By olivia on November 07, 2017
Blog,

Do you run your Restaurant Business or does it run you?

 

Creating the vision and then making the money work…

Running a business is a numbers game, your profits depend on how well you understand the numbers and control the game. Operating a restaurant is no different, understanding the numbers has a direct correlation with either ‘winning’ or ‘losing’.

First you create the vision, then you and your managers work through the actual costs and the gross profit margin needed to make it all work – then set the budget.
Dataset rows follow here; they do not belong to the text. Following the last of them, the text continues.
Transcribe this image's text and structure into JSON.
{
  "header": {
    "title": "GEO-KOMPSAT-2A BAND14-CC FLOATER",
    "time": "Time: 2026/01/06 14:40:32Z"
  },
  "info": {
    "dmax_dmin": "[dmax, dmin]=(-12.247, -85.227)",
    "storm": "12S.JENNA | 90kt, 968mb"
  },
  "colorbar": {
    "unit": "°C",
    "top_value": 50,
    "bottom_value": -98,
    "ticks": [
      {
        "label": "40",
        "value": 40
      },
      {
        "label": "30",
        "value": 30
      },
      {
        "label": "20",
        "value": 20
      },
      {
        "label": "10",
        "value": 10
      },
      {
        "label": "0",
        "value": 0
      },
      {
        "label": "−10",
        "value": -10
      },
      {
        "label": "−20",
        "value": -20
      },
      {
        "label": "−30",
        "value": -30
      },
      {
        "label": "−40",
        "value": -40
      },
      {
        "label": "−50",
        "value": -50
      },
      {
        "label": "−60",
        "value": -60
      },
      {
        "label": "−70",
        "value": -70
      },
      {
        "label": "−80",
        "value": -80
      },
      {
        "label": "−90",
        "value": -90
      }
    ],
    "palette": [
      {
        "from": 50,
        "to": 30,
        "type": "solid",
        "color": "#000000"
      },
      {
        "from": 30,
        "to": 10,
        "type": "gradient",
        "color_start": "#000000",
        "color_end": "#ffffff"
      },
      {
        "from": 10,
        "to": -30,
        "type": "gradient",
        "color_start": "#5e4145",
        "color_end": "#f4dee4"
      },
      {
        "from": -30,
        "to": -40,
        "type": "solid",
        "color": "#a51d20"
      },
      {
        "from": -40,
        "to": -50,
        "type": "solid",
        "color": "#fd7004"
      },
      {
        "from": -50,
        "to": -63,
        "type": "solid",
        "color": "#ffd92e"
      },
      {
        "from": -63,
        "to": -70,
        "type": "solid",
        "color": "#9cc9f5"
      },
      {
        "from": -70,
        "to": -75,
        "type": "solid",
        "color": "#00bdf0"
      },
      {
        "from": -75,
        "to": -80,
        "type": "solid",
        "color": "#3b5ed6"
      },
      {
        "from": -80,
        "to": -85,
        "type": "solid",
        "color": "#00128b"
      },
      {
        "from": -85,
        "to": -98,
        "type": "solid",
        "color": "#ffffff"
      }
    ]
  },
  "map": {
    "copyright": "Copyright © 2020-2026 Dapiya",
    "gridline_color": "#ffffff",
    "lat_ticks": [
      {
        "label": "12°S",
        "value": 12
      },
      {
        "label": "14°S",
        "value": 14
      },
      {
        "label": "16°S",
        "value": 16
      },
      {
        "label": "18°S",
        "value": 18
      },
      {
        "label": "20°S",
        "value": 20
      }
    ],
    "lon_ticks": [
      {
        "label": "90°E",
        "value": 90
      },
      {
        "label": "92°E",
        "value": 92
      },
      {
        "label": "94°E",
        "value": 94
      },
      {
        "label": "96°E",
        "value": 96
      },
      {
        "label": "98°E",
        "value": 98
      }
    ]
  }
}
A typical restaurant in Auckland makes approximately 8 cents on every dollar of sales (gross sales). Of course, not all restaurants are in the same locality, or serve the same type of food, or have staff on the floor that provide the same level of service. There are restaurants that make more than this and there are those that leak funds like a sieve and chew through whatever equity the owners have (usually their family home). Therefore, it is important to find out what the average gross profit margin is for restaurants within the same geographical areas as yours.

Gross profit is calculated by subtracting food cost and labour cost from gross sales. On average, a restaurant makes about 33% gross profit (GP).  Assuming an item on a menu is selling for $20, that is a GP of $6.60 before you consider the ‘below the line’ expenses that your managers need to control. The challenge for most restaurant owners is trying to work out their expenses as precisely as possible. To calculate the food cost properly a periodic inventory count is essential. When we work with new clients we suggest weekly inventory counts while systems and strategies are put in place. For a more established client who has control over the numbers, a monthly inventory count may be sufficient.

To achieve a profit of 8 cents on every dollar of sales we work with our clients to target food cost of 30% and labour cost of 36%. These two expenses are under the direct control of management because they buy products; control wastage, plus hire, train and roster staff. For the manager, these two expenses should be key financial indicators (KPI). The non-financial KPIs being staff retention and optimal rostering, amongst a whole raft of other KPIs. It is important that the KPIs you select are measurable and well-defined.

Achieving the above GP margin depends on two key factors – your willingness to change, and how well your managers ‘buy into the vision’.

Prior to working on a budget, we provide our clients with the resources to calculate the food cost for every dish on their menu. We then develop an annual budget, broken down into monthly targets. These two financial reports establish how the current numbers stack up and what needs to be done to achieve the targeted KPIs. We then proactively help our client and their managers to make changes, with a goal of achieving those numbers.

We work with restaurant owners who know that something needs to change to achieve the results for which they have gone into business but do not know what those changes are supposed to look like.

Our single mission is to help them achieve those results.